I set off for the camp site near Durankulak where I could set up my first sea watching stall. The wind had dropped but it was bitterly cold. I slowly made my way along the road looking through the flocks of passerines containing Brambling, Greenfinch, Tree and House Sparrow, Goldfinch, Reed Bunting and a Syrian Woodpecker that was shadowing one ground feeding flock!
There was still a trickle of geese coming inland amongst a steady flow of Yellow-legged, Caspian and the odd Common Gull thrown in the mix. Wildfowl were also moving with a small party of Red-crested Pochard, Mallard and Tufted duck who decided to occupy the sea for the morning.
There was Black-necked Grebe scattered along the coast with the survivors of the Coot flocks.
A pair of Marsh Harrier seemed to be completing a circuit of the reed-bed heading out to sea and returning at the very point that they started at.
Having spent a couple of hours watching the sea the sun was beginning to wake up making viewing and photography difficult so I moved back towards the E87 to head towards Krapets where the road has a single line of trees either side. This area was again good for flocks of passerines which had Great Spotted Woodpecker, Great Tit, Blackbird and a lone Mistle Thrush.

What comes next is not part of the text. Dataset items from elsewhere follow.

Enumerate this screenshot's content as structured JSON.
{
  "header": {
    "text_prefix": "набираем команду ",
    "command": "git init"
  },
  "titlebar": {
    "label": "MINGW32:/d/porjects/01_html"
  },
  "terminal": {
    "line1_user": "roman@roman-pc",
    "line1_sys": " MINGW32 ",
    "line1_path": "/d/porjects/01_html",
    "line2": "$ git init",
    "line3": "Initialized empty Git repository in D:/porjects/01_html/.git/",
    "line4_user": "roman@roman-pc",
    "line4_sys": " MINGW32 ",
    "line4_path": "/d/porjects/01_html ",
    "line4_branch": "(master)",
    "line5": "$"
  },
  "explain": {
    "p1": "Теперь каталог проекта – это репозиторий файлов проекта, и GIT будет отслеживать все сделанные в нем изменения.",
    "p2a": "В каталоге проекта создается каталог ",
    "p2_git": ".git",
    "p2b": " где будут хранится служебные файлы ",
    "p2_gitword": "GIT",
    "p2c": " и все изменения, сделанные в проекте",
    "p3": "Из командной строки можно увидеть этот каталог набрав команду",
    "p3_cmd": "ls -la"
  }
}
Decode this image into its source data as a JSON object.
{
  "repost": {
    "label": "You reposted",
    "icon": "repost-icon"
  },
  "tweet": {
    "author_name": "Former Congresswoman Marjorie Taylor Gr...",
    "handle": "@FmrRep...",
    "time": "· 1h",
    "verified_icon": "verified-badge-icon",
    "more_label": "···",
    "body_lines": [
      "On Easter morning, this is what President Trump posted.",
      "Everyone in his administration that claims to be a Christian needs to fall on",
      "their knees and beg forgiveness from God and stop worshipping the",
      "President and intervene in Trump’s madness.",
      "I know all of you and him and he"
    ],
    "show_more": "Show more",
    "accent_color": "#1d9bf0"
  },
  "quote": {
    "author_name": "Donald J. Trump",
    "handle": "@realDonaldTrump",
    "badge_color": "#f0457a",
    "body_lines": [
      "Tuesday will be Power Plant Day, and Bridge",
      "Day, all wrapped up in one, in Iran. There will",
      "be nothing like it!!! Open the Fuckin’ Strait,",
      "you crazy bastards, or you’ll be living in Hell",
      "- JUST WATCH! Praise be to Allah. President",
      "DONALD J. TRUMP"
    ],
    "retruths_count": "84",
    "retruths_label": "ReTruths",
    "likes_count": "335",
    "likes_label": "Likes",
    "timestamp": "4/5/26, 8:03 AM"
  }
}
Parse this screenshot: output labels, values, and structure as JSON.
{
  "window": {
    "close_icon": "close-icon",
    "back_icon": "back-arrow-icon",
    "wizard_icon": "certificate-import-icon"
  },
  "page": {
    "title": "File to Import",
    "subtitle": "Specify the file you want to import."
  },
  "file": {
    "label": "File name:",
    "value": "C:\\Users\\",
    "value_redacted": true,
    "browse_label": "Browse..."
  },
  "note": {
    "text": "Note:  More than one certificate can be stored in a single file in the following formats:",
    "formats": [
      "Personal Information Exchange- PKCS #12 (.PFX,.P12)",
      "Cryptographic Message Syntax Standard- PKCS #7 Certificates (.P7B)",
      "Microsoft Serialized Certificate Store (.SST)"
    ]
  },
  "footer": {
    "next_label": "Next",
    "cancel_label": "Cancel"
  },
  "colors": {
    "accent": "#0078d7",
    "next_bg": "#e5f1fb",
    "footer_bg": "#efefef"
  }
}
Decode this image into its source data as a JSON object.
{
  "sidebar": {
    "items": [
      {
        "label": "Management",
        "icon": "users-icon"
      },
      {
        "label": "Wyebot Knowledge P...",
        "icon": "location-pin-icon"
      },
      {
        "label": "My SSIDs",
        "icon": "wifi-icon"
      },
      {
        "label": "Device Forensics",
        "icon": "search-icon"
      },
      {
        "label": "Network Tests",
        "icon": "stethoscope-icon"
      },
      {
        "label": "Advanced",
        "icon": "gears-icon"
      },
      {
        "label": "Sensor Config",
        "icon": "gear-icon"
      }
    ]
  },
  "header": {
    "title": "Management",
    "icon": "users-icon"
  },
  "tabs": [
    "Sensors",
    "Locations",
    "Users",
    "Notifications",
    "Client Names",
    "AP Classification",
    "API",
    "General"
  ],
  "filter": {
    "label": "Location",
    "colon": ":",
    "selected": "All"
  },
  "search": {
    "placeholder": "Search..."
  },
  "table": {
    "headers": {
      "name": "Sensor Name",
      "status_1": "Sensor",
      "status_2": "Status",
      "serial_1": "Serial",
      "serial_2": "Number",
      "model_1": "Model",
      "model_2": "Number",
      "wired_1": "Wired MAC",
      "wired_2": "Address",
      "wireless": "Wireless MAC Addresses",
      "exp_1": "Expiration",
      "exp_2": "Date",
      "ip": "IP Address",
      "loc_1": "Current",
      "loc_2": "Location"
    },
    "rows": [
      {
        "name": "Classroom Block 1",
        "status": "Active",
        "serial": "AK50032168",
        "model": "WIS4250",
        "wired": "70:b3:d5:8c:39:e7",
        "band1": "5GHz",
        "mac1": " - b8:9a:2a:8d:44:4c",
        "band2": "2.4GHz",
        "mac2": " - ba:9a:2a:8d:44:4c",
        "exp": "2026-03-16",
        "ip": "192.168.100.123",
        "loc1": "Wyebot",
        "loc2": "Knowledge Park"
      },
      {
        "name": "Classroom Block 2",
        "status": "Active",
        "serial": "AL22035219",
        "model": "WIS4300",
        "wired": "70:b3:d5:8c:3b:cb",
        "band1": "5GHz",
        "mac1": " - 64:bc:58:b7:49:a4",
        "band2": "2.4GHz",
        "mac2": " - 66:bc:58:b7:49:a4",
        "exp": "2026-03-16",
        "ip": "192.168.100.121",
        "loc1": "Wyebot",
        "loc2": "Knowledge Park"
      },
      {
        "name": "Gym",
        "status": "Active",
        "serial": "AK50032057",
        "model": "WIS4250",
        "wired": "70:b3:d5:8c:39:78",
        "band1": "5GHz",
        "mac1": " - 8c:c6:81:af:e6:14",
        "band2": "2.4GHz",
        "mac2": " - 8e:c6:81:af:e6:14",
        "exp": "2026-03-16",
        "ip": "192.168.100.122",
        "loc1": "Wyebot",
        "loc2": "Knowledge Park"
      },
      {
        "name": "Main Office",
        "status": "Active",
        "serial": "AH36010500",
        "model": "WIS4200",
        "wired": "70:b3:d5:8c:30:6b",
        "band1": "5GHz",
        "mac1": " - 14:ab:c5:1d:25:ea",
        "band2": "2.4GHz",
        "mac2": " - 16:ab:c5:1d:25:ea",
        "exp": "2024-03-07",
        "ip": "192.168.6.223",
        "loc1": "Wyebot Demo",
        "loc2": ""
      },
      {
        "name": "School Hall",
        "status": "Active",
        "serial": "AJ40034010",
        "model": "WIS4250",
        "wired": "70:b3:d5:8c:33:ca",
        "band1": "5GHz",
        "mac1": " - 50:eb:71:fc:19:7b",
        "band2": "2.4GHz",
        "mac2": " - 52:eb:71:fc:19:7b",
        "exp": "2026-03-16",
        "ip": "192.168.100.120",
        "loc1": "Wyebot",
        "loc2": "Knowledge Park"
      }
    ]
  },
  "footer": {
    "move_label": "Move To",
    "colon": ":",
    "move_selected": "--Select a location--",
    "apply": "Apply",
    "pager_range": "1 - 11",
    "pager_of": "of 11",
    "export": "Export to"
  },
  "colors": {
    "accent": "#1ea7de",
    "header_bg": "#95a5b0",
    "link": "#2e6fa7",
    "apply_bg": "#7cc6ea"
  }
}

My next stop was to be in the Shabla area. I checked the Great Cormorants on the platform of which many were of the race sinensis. A couple of Skylark were making their way along the shore when they were ambushed by a Merlin who surprisingly missed its intended meal on its first attack.
There was one lake in this area that had small patches of clear water. The gulls and Marsh Harriers were tucking into more Coots that had perished in the harsh conditions. A female Pintail and a lone Pochard made up the duck numbers along with Greylag and Red-breasted Goose.
During the journey back to the lodge I saw Long legged, Rough legged and Common Buzzard most were observed hunting over the open fields. A Ringtail Hen Harrier was seen hunting near a cemetery but I could not re-locate it having turned the car around at the next available stop point along the road.
Another good day packed full of birds!